Library

Paper Peepshows

One of the most famous peepholes must be the one at the Philadelphia Museum of Art where the last major work by Marcel Duchamp (1887-1968), “Étant donnés”, 1966 is installed.

Two small holes allow a glimpse of what lies behind the weathered wooden door. In a separately published manual, Duchamp provides instructions on how to install this particular work. His concept goes back to what is collectively known as “peep media” and is widely associated with changes of perception and experimentation either enhanced by optical devices such as lenses, telescopes, microscopes or by simply looking through a little hole into an expanding space that usually lies hidden behind.

The book “Paper Peepshows” written by Ralph Hyde (1939-2015) provides another fine example of “peep media”. Starting point for the author’s research is the Jacqueline and Jonathan Gestetner Collection of paper peepshows housed at the Victoria & Albert Museum in London consisting of over 350 examples from around the world. Hyde sees the Baroque theatre, Sacri Monti – the sensational mountain scenery of Piedmont and Lombardy in northern Italy, as well as French and English pleasure gardens as obvious forerunners and inspirers of paper peepshows. The so-called teleoramas – Greek, tele (at a distance) and orama (a view) – make their appearance in the mid-18th century. It was the printmaker Martin Engelbrecht (1684-1756) who created artfully designed sets of prints that slotted into a boîtes d’optique. A wooden box with evenly spaced columns into which the engravings depicting scenes from exterior and interior spaces could be inserted. It allowed its user an unobstructed view of the stage scenery just like privileged occupants of a royal box at the theatre. Other viewing devices followed with an ever-expanding catalogue of subjects.

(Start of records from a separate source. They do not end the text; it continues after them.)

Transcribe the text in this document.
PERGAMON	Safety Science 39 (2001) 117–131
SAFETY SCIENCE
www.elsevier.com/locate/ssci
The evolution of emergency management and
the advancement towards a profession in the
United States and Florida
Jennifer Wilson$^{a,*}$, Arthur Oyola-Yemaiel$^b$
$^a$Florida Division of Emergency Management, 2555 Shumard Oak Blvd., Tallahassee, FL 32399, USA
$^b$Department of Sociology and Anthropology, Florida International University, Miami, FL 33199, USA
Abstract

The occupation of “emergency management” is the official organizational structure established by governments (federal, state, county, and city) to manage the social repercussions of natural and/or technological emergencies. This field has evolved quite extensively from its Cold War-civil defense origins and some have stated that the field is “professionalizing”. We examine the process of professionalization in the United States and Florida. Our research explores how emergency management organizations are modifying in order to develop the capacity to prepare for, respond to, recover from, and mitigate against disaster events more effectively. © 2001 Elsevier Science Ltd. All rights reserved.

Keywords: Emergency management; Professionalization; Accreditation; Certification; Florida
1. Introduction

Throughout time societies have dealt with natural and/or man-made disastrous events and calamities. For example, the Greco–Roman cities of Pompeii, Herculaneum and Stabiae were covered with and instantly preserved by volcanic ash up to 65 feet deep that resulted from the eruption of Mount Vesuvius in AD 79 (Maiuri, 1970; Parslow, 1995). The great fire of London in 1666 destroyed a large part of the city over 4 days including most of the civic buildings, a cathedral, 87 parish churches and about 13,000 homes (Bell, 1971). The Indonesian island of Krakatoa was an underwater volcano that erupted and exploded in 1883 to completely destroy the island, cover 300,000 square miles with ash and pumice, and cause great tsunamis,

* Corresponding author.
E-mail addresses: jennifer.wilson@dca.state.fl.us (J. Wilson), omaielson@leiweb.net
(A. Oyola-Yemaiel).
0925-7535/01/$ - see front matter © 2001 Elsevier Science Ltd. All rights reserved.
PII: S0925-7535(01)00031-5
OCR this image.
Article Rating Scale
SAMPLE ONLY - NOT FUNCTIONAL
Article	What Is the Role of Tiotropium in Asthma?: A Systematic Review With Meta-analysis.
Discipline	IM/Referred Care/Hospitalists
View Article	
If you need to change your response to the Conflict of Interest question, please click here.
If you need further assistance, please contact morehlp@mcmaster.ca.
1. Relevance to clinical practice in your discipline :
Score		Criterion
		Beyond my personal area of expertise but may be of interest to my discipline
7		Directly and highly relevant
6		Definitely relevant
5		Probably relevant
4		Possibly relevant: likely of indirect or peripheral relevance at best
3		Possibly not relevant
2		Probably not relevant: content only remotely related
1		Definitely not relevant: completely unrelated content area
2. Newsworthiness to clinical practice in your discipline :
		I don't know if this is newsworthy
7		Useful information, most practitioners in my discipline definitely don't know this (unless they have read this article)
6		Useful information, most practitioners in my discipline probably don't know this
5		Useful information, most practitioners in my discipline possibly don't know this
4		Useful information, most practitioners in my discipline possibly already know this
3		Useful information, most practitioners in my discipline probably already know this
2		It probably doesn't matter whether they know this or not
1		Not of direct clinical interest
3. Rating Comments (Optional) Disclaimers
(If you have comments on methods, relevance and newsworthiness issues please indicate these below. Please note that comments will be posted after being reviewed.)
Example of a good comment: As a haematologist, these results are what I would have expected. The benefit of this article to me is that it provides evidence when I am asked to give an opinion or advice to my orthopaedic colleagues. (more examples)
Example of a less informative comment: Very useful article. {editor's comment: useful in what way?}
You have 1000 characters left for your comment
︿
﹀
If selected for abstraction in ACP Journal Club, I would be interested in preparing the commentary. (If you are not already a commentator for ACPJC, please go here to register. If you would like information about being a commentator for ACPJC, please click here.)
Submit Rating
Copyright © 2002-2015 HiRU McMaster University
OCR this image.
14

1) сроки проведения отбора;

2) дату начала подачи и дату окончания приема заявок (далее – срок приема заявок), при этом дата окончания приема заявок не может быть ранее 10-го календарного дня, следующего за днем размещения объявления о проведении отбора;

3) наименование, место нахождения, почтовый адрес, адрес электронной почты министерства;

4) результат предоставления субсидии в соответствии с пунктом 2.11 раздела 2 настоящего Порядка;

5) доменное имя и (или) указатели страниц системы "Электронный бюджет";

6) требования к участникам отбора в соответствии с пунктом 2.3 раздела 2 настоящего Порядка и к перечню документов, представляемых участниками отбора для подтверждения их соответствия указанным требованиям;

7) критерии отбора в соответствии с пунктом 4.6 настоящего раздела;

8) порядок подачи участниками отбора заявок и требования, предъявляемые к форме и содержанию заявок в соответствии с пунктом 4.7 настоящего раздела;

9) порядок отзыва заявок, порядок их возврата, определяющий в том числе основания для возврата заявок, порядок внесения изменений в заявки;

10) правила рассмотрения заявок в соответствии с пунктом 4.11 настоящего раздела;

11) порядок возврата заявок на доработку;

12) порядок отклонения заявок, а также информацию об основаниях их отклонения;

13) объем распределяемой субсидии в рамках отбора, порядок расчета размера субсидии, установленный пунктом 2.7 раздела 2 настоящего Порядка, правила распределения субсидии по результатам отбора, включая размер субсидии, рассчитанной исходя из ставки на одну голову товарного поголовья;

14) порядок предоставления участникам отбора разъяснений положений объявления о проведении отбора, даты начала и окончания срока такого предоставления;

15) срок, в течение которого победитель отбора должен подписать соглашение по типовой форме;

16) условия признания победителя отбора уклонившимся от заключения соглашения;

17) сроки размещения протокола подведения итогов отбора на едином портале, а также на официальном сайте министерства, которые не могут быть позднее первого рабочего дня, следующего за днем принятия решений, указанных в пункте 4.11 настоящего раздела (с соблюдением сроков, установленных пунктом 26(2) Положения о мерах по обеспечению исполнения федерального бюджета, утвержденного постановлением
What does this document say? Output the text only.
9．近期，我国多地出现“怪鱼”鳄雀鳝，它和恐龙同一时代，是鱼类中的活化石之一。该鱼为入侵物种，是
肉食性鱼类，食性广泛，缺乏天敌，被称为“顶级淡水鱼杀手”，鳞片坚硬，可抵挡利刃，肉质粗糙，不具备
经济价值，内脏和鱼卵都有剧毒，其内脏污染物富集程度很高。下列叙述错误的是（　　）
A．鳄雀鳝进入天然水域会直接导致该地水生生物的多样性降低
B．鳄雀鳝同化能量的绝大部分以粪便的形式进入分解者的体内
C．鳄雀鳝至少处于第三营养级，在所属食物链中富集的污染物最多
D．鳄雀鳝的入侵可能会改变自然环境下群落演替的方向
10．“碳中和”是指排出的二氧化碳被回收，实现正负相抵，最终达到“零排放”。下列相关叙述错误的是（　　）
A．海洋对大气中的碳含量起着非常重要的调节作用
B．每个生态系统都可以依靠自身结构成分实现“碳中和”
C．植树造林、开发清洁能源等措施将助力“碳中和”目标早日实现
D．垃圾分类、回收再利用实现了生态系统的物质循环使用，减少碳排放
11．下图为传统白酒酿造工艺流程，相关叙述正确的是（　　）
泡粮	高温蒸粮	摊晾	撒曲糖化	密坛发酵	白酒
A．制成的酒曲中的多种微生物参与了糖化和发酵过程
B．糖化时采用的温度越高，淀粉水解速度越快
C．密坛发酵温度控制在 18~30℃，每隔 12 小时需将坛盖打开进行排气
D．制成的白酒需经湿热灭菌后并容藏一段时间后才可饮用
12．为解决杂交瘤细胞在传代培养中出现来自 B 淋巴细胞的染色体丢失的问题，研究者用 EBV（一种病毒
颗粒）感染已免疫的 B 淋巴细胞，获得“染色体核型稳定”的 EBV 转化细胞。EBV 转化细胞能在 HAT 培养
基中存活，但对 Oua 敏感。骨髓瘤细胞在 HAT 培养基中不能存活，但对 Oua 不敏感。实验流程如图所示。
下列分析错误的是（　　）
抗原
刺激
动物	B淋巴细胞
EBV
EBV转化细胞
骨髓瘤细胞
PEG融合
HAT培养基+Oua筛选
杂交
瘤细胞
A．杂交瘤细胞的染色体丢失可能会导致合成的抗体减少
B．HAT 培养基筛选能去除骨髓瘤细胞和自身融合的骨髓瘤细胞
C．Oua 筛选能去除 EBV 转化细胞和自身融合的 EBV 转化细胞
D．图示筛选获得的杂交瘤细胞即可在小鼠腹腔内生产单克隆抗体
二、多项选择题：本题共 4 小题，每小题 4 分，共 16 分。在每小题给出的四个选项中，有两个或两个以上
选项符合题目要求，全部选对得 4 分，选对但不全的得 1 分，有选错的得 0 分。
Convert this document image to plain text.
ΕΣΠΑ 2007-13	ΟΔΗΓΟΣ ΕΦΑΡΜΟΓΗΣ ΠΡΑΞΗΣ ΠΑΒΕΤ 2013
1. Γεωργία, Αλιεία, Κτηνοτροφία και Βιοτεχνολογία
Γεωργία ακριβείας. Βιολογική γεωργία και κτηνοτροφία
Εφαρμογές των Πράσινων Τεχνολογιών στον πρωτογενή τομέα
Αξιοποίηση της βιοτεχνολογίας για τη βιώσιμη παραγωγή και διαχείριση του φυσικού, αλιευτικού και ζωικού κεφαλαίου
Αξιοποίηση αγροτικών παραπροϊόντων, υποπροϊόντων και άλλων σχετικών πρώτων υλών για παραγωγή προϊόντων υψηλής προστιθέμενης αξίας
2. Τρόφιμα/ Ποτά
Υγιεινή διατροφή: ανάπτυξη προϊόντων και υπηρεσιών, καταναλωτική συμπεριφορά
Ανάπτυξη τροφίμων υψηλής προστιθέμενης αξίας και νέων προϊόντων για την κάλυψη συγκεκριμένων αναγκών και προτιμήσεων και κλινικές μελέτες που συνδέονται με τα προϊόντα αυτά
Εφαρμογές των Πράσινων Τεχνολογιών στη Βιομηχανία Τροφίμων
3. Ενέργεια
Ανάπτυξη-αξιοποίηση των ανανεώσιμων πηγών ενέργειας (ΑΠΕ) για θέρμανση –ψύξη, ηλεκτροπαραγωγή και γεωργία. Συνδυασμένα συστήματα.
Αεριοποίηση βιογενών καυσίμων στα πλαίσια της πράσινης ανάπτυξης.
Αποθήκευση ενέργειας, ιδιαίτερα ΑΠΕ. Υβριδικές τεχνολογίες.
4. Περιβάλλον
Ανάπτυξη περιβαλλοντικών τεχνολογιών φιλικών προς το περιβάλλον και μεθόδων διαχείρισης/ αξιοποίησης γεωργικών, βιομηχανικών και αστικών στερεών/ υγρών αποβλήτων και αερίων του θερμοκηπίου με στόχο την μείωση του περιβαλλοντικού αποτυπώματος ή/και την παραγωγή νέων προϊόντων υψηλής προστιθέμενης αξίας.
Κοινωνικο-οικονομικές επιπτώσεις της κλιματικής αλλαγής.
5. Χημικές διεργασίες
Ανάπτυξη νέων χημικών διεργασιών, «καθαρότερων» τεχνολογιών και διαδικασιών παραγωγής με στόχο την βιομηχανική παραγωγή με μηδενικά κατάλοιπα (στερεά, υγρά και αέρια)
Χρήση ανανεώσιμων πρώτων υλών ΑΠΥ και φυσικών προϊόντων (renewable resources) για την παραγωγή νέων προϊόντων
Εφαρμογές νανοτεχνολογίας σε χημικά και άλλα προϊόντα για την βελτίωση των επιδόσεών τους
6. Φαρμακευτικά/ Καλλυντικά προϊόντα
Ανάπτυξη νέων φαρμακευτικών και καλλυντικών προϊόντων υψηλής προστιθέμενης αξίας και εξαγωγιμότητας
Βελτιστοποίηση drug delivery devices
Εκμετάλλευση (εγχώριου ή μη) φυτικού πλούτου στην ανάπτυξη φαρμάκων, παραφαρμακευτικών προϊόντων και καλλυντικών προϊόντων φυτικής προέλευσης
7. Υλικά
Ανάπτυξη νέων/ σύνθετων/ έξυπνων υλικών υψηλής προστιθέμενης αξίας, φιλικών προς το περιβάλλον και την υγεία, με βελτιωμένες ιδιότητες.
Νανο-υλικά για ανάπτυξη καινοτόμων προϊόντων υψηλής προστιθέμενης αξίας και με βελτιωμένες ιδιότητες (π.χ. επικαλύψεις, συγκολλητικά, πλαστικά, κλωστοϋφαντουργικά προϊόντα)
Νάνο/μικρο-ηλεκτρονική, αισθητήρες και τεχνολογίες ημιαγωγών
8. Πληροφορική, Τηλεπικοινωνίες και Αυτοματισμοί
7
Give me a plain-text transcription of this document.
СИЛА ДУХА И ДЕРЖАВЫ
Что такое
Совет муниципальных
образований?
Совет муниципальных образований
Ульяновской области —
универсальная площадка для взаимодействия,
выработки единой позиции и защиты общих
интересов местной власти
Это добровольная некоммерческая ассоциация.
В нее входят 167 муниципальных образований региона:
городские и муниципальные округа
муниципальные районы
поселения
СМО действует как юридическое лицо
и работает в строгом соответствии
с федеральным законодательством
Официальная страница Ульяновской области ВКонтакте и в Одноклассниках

With an eager interest for peepshows, Heinrich Friedrich Müller (1779-1848) came up with a teleorama made entirely out of paper, making the wooden cabinet redundant. It consisted of a front board punctured by one or more peep holes, a sequence of cut-out panels and a back scene pasted onto a back board. Everything was held together by paper, sometimes by cloth. To protect the fragile construction it was often sold in a slip case. It was comparatively cheap and fitted neatly into a pocket. Around 1860, bookseller H. L. Hoogstraten issued twelve peepshow construction sheets designed for children to build and assemble their own paper peepshow. Paper peepshows are still produced today. Kara Walker’s (1969) “Freedom : A Fable”, 1997, or Anna Gaskell (1969) “Untitled”, 2001 are examples of contemporary peepshow creations.